Scott Newey, an animal ecologist at the James Hutton Institute and co-author of the study, said: “The camouflage mismatch of mountain hares is really surprising and worrying, and suggest that some wild animals can’t adapt quick enough to match the rate of climate change.”

These concerns are shared by L Scott Mills, a professor at the University of Montana and a fellow co-author of the study, who said: “These are important findings because they indicate that some colour moulting species are not responding as we’d expect based on what we’ve seen in other systems.”

The reason that the mountain hare moult phenology has remained relatively static is not clear, but Dr Zimova said the reason might be due to the reduction in the number and diversity of predators associated with land management in large parts of the study area.

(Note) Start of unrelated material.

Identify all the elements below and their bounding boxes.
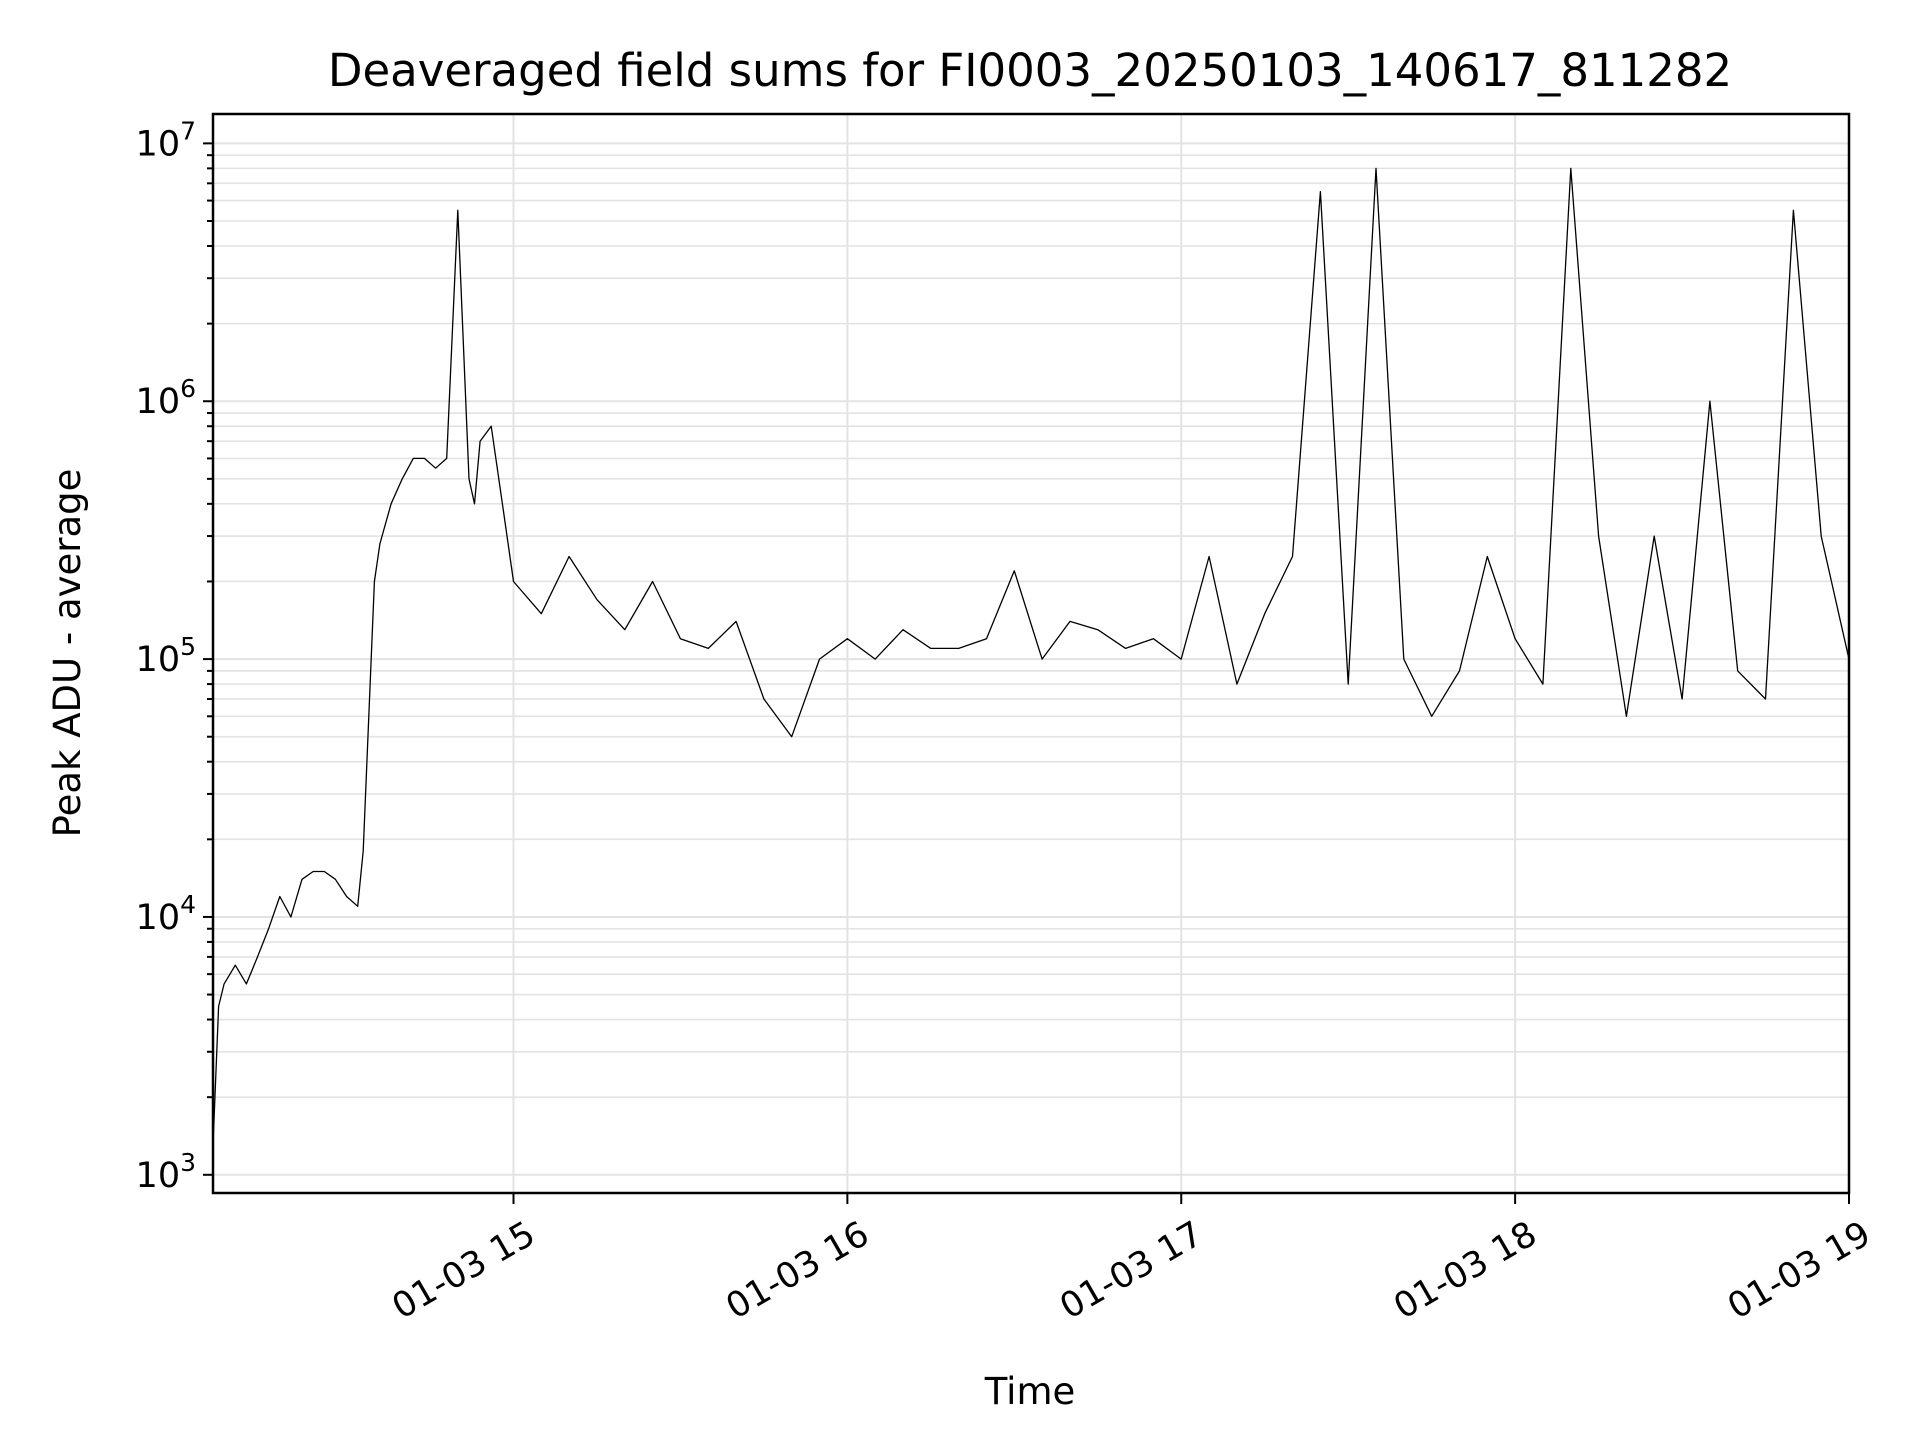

Sean Giery, an Eberly fellow from the Pennsylvania State University and also a co-author of the study, said: “It’s an interesting scenario playing out in the Highlands. We saw this really distinct increase in camouflage mismatch that didn’t conform to findings in other ecosystems like Montana.

“It took us a while to realise that what we were seeing – steadily increasing camouflage mismatch in mountain hares – might be the result of an ecosystem subject to climate change, and a history of predator control.

“Without many predators, fitness costs of camouflage mismatch might be minimal."

Dr Zimova notes recent climate change has already subjected wild populations to large change in environmental conditions, and failure of a species to adapt to these changes will ultimately result in decline and extinction.

“If we want species to persist in a rapidly changing world, we need to understand their responses to climate change. This challenge includes considering a suite of anthropogenic changes, and how they interact,” she added.

Mountain hares are the UK’s only native lagomorph species, with rabbits and brown hares both modern introductions.

Mountain hares also face threats from grouse gamekeepers, due to the belief the animals spread a tick which carries a virus called “louping ill” to red grouse.

The research is published in the Proceedings of the Royal Society B.